Newsweek, ABD'li göçmenlik avukatı Nicole Mescheroni'nin İç Güvenlik Bakanlığı'nın kendisine “ABD'den ayrılma zamanınız geldi” dediğini aktardı. Ancak üst düzey bir DHS yetkilisi, postaların şartlı tahliye davalarına dahil olanlara gönderildiğini ve Mecheroni'nin şartlı tahliye edilmediğini doğruladı.

Şarku’l Avsat’ın Kongre belgelerinden elde ettiği verilere göre, Ağustos 2021 ile Ağustos 2024 arasında yaklaşık 150 bin Afgan Amerika Birleşik Devletleri'ne yerleştirildi.

İç Güvenlik Bakanlığı bugün, belgesiz göçmenlerin 30 gün içinde hükümete kayıt yaptırmaları veya cezalarla karşı karşıya kalmaları anlamına gelen yabancı kayıt şartını uygulamaya başladı.

Amerikan mülteci yerleştirme kuruluşu Global Refugee Resettlement'ın direktörü Krish O'Meara Vignaraja geçen hafta New York Times'a verdiği demeçte “Afgan kadınları ve kızları için bu insani korumanın sona ermesi, fırsatlara, özgürlüğe ve güvenliğe erişimlerinin sona ermesi anlamına geliyor” diyerek “onları sistematik baskı ve cinsiyete dayalı şiddetle karşı karşıya kaldıkları Taliban yönetimine geri dönmeye zorlamak, ulusumuzun itibarı için affedilemez bir leke olacaktır” değerlendirmesinde bulundu.
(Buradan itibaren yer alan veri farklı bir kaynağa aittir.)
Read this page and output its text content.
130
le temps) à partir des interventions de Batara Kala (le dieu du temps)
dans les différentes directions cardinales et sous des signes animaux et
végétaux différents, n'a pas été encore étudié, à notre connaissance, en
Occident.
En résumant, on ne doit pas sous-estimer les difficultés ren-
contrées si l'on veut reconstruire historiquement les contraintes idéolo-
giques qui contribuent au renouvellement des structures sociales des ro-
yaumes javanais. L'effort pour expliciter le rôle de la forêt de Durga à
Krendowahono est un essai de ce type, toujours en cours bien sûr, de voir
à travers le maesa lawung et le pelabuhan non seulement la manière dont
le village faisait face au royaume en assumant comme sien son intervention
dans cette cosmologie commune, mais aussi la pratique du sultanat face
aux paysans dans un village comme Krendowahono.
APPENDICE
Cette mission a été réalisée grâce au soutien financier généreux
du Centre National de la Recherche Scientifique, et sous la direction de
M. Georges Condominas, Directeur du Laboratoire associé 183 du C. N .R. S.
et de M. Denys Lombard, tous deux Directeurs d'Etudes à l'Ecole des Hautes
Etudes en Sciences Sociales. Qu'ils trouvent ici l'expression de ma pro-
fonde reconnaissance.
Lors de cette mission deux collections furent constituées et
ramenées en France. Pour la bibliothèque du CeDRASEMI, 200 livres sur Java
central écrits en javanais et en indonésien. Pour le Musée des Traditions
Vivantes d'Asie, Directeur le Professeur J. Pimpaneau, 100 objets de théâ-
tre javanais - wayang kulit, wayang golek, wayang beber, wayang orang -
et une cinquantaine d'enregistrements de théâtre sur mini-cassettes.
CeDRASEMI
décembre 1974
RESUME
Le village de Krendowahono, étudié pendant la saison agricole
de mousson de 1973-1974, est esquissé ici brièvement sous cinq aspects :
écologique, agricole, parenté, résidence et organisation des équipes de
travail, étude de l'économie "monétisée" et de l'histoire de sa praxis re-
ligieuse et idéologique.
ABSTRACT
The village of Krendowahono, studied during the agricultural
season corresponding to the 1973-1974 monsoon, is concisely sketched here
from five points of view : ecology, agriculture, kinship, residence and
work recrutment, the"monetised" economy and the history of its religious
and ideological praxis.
AfghansEvac CEO'su Sean Vandiver birkaç gün önce yaptığı açıklamada, “TPS kapsamında burada bulunan her kişi, ABD ile olan ilişkileri nedeniyle ülkelerine dönmeleri halinde risk altında olan kişilerdir” dedi. Sean Vandiver, “TPS'yi sona erdirmek sadece korkakça bir hareket değildir. Çoğu durumda, bu insanlar savaş sırasında ihtiyaç duyduğumuz anda yanımızda durdular” diyerek, ”Afganlar için TPS'yi sona erdirmek sadece korkakça değil, aynı zamanda sorumsuzca. Onlara güvenlik sözü vermiştik. Şimdi yanımızda duran bu 10 binden fazla insanın ayaklarının altındaki halıyı çekiyoruz ve onlar dehşete düşmüş durumdalar. Korkuyorlar” ifadelerini kullandı.